Enfin, l’exigence de raisons valables suppose nécessairement que cette appréciation soit portée postérieurement à l’examen de la demande d’asile. En d’autres termes, si le demandeur d’asile se voit reconnaître le statut de réfugié, alors il pourra bénéficier de l’immunité. Si en revanche, sa demande est rejetée, la Convention ne le protège pas. Cette distinction est logique, puisque la Convention tend à protéger les réfugiés, et non les demandeurs d’asile, par conséquent le demandeur qui ne se verra pas accorder le statut de réfugié n’entre pas dans le champ d’application de la Convention. Cette appréciation postérieure à l’entrée doit être comprise en relation avec le non-refoulement. En effet, pour pouvoir déposer sa demande d’asile, l’étranger doit pouvoir entrer sur le territoire. C’est une fois entré que la question de son statut sera examinée. Dichotomie de statut et donc d’appréciation. Ces deux temps de raisonnement : l’entrée sur le territoire et l’examen de la demande, sont au cœur du problème de l’application de la Convention et de la politique d’immigration et d’asile des Etats.
Il faut en effet bien voir que les articles 31 et 32 de la Convention renvoient à l’idée d’une sélection qui serait faite par les Etats en amont, c’est à dire en filtrant l’arrivée, par l’admission du visa, avant même que l’étranger ait pu quitter son territoire d’origine. En permettant au demandeur d’asile d’entrer sur le territoire et de déposer sa demande une fois entré, on permet de fait la demande d’asile. La sélection depuis le pays d’origine empêche la demande, ou la limite fortement. L’article 31 a donc une double portée : d’une part, empêcher les Etats contractants de faire obstacle à une demande du fait de l’absence de visa pour entrer sur le territoire, et d’autre part d’éviter un refoulement indirect, qui consisterait à empêcher le demandeur d’asile de quitter son pays, et donc lui refuser toute possibilité de déposer une demande et donc de se voir reconnaître le statut de réfugié. Ce refoulement indirect, aussi appelé refoulement par anticipation, se traduit aussi par l’interception des réfugiés avant l’arrivée à la frontière, ou par l’interdiction faite aux transporteurs, en particulier aériens ou maritimes, d’acheminer des personnes dépourvues des documents nécessaires, et ce à fin d’éviter que les réfugiés ne se présentent sur le territoire.
L’article se poursuit par un second alinéa, limitant la restriction des déplacements des réfugiés durant la période d’examen de leur demande. Ces restrictions doivent être strictement nécessaires. Se posera alors la question du placement en rétention ou en zone d’attente.

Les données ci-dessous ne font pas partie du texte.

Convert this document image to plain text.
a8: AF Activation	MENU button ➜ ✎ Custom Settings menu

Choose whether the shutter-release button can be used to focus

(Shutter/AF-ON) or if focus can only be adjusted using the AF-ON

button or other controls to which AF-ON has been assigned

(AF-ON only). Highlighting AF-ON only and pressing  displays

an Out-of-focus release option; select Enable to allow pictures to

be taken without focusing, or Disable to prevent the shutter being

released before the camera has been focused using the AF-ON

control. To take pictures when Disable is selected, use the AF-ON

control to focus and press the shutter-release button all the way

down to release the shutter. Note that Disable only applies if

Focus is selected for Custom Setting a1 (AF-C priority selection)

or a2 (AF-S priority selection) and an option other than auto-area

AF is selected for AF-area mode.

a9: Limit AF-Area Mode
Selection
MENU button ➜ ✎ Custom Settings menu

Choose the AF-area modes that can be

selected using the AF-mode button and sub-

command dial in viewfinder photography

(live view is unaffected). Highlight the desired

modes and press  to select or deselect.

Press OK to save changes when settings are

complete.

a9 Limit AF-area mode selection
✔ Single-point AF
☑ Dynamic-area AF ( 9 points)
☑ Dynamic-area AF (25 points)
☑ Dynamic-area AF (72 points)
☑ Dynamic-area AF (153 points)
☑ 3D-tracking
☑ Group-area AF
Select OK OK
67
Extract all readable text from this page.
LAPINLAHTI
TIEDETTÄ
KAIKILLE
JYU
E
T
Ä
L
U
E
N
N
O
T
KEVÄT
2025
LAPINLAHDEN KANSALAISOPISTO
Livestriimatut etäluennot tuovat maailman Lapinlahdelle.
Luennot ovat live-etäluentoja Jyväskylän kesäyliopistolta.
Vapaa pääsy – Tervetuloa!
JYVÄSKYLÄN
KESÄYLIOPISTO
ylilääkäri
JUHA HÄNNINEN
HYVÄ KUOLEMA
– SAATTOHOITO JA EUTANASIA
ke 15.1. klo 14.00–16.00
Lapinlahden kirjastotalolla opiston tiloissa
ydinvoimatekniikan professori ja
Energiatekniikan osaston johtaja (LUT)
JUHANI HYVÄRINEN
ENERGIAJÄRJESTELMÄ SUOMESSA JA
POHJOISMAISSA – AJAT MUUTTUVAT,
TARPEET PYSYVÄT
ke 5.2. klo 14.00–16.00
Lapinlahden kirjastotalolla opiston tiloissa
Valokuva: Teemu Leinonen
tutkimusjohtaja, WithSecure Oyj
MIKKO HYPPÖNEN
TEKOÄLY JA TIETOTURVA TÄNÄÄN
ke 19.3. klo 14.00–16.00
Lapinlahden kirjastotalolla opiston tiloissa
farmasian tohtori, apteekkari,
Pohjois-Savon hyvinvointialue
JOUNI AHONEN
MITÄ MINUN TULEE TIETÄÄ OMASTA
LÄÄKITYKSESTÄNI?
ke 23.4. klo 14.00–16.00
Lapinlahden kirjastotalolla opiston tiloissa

B – Applications en droit français, européen et international
La Convention doit être respectée aussi bien par le droit interne que par les règles européennes et internationales. La Cour E.D.H. est aussi saisie de la question à travers les recours exercés devant elle. De fait, tant le droit français que la jurisprudence de la CJUE interdisent aujourd’hui de sanctionner pénalement les étrangers indistinctement. En pratique, lorsque le demandeur d’asile est entré sur le territoire et a fait connaître rapidement son intention de demander l’asile, il ne peut être reconduit à la frontière et on ne peut lui opposer l’absence de documents permettant son entrée ou sa présence sur le territoire, et il ne peut être sanctionné pénalement sur ce motif. Si une demande a déjà été déposée par cette personne dans un autre Etat membre de l’espace Schengen, et dans la mesure où son renvoi ne l’expose pas à subir des traitements inhumains ou dégradants, il peut être reconduit dans cet Etat mais en aucun cas ne peut subir de sanction pénale.
Les transporteurs portent en la matière une responsabilité particulière. La question de l’interception avant l’entrée sur le territoire se pose, notamment aujourd’hui vis-à-vis du transport par bateau. Existe-t-il à cet égard une obligation extraterritoriale ? La question se pose particulièrement en droit français au regard de la situation à Mayotte, où l’arrivée par bateau est quotidienne. En France, le Conseil d’Etat a prohibé le refoulement et la consignation à bord du navire, ce qui serait effectivement contraire à la Convention. Mais tous les Etats ne respectent pas cette obligation. Par ailleurs, l’obligation faite aux transporteurs internationaux de refuser l’embarquement de passagers démunis de pièces d’identité ou des visas nécessaires est généralisée. Pourtant, elle est contraire à la Convention. Les Etats se fondent sur des conventions notamment en matière d’aviation internationale, ou les accords Schengen. Cependant, ceux-ci doivent être conformes à la Convention. La légalité de ces interdictions interroge donc. Pour autant, elles perdurent. Dans le même cadre, la pénalisation des transporteurs routiers pose problème. Les articles 31 et 32 se rejoignent donc concernant ce refoulement indirect.
Au regard de l’article 31 alinéa 2, la question de la restriction de liberté se pose. A cet égard, il est indispensable de se tourner vers la jurisprudence de la Cour E.D.H. En effet, la restriction de liberté est envisagée, au même titre que la détention, par l’article 5 de la Convention. A partir de cet article, la Cour a mis en place une jurisprudence encadrant tant le placement en centre de rétention qu’en zone d’attente des étrangers, et plus particulièrement des demandeurs d’asile, veillant à ce que la privation de liberté, si elle n’est plus une détention, ne soit pas arbitraire et disproportionnée. Cette question est aujourd’hui la question principale qui se pose, au regard de l’évolution du droit en parallèle de l’article 31 de la Convention.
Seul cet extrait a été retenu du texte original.